NOAA Teacher at Sea
Onboard NOAA Ship Ronald H. Brown
September 25 – October 22, 2005
Mission: Climate Observation and Buoy Deployment
Geographical Area: Caribbean
Date: September 26, 2005
Science and Technology Log
As I sit to write this entry I realize I’ve been on the ship just over 24 hours. It’s interesting how perceptions change. I can now find my way to my berth without difficulty. I’ve had three excellent meals and can remember the first names of all the Scientists on the Stratus Project team. It is odd how I can hear sounds of moving water through my wall, intermittent sloshing. We are under way now so I can only assume that this noise is normal. I hope so!
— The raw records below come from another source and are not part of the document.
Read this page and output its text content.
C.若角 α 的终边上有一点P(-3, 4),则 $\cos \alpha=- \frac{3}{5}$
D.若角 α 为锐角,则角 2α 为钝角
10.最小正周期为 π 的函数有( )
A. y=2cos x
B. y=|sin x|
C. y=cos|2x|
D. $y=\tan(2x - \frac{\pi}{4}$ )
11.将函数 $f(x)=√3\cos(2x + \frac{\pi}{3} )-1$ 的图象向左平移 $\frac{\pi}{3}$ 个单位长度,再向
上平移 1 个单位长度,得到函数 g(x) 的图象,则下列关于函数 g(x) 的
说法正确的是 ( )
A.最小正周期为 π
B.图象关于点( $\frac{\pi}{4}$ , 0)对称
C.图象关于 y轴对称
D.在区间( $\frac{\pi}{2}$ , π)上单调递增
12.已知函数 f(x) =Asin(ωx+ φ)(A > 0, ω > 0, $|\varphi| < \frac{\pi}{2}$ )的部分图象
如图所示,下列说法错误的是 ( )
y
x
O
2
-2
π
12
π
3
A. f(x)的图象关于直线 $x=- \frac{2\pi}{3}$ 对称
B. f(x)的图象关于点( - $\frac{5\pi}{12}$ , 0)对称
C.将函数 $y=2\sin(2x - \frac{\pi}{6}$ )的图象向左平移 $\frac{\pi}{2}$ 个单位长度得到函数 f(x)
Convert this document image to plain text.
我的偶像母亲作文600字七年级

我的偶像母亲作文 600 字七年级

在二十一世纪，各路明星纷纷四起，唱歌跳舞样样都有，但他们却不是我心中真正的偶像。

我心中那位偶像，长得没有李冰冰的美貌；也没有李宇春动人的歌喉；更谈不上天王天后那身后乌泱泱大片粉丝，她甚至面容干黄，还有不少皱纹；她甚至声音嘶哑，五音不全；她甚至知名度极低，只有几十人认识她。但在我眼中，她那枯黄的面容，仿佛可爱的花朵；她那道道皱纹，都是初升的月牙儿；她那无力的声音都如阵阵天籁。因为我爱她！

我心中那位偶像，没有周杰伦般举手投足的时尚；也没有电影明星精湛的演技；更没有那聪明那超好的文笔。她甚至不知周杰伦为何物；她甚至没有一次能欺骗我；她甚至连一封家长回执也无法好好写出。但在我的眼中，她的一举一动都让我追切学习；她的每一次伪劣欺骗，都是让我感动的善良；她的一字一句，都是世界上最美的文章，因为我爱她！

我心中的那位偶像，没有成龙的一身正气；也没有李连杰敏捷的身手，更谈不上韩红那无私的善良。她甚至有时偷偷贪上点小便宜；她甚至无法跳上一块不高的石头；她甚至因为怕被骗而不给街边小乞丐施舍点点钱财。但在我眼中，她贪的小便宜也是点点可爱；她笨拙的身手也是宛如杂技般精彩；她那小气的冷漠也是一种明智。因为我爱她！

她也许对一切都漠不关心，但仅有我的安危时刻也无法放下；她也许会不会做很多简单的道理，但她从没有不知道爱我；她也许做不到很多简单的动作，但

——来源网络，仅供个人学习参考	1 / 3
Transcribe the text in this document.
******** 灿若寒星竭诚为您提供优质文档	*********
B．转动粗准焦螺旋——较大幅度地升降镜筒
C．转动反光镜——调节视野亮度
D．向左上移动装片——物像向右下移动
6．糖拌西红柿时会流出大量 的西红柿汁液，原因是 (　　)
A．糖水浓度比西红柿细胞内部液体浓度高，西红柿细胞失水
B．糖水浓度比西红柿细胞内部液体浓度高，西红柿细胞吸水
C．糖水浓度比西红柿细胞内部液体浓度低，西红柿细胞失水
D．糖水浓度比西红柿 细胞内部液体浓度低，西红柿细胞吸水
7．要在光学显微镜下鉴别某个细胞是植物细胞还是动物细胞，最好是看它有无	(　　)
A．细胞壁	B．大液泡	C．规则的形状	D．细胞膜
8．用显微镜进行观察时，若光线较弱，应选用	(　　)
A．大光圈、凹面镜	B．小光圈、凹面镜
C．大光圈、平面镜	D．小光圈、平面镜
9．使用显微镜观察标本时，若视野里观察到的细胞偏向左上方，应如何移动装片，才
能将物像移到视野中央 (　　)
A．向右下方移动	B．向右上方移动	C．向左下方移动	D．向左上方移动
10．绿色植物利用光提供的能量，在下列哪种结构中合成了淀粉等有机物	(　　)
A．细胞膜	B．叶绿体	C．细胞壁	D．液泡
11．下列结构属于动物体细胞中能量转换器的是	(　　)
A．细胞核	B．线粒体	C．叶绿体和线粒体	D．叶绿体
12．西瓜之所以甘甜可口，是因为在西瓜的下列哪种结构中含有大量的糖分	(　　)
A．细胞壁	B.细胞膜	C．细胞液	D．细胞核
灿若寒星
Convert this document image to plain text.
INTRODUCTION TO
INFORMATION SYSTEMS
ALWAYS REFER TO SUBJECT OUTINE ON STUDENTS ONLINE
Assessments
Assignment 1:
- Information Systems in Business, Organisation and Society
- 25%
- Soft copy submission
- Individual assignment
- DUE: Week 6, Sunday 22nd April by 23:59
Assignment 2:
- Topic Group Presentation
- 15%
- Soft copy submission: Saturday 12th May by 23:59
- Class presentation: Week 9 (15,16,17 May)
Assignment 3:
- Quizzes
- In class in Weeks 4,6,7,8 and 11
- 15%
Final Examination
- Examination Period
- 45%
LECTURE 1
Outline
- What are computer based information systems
Today was a very busy day. We had a lot of equipment that still needed to be loaded onto the ship and then secured. They have these really neat threaded holes all over the decks and in the science labs that you can put eye bolts into. These are attachment points for come-along straps that are used to keep objects from moving around. Much of the equipment was loaded on board with cranes that are mounted on the rear deck. We then use dollies and pallet jacks to move heavy objects around. There is stuff galore. I helped the Deck-Hands move and secure equipment this morning and helped the Science team to move equipment into the Labs. It was quite hot and humid and fairly heavy work. I felt good to help get the ship ready to go.
When we were two miles offshore we started doing safety drills. There are three, man overboard, fire, and abandon ship. Every person is assigned a mustering station where an officer (in my case, the Lead Scientist) checks to make sure we are all there. Hopefully we will not have to follow any of these procedures for real. (Sorry kids, I’m really not planning on falling overboard) There were inspectors checking that we did things correctly. We even had to put on our survival suits to see how they fit. These are a lovely red with built in gloves, booties, and a hood. Very becoming, perhaps a good school uniform?
We finally got under way about 19:00 and are traveling in a southerly direction. I went on deck to watch the sun go down behind a cumulus cloudbank. The skyline of Miami was backlit with a rosy glow. I even saw a Dolphin racing along beside us. It has been a full day and a great start to my adventure on board the RONALD H. BROWN.